Хотя кое-кто дерзнул еще в заведении нессы Кри: мне в массажистки досталась немолодая мастерица, с приятным низким голосом и сильными руками, а вот Эстель отхватила загорелого, мускулистого симпатягу, похожего на молодого Антонио Бандераса. Вернувшись с «расслабляющего массажа», тетушка так сияла, что её впору было использовать как прожектор, освещая дорогу до дома во внезапно сгустившихся на город сумерках. Но я не ханжа и искренне порадовалась за Эсти, пусть шалит на здоровье.

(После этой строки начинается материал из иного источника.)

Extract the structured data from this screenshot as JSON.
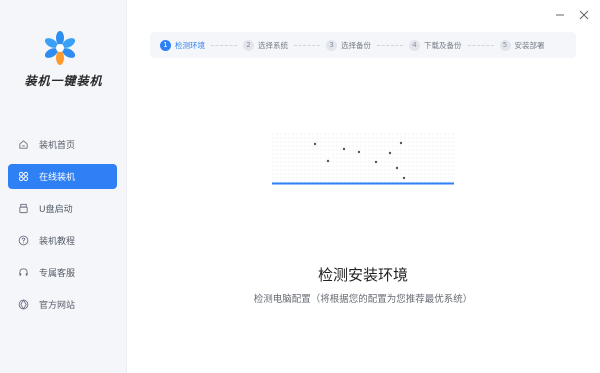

Разговор с кухаркой, подавшей к ужину тушёные овощи и рис сырец, привел к тяжелому разговору с Шапокляк. Я всегда была из тех людей, что предпочитают открытую конфронтацию холодной войне, поэтому пришлось выразить конкретное «фе» домомучительнице:
- Его Сиятельство особенно настаивал на пресном меню, беспокоясь о состоянии родственницы, - настаивала на своем «накрахмаленный воротничок».
- Но не моём, - давила я, - к тому же и диетическая еда может быть вкусной, а то, что подают на стол есть можно лишь умирая с голода. Вы сами пробовали тушеную гемиферу*** с кабачком? А пшено, что хрустит на зубах? Или супруг задал вам цель побыстрее отправить любимую тётушку к праотцам? - Домоправительница побагровела и хватая ртом воздух (я бы посоветовала ослабить белоснежный воротничок) замотала головой в знаке чрезмерного отрицания. - Завтра я составлю приблизительное меню на ближайшую неделю и впредь, согласовывать его будет нашей рутинной обязанностью. Мы друг друга поняли?
- Да, Ваша Светлость, - поджав губы, ответила она.
- И Грета, отныне Мина моя камеристка, надо бы подобрать ей обучение, но так, чтобы оно не сказалось на её обязанностях.
- Будет сделано, несса, - сделала книксен женщина и вышла.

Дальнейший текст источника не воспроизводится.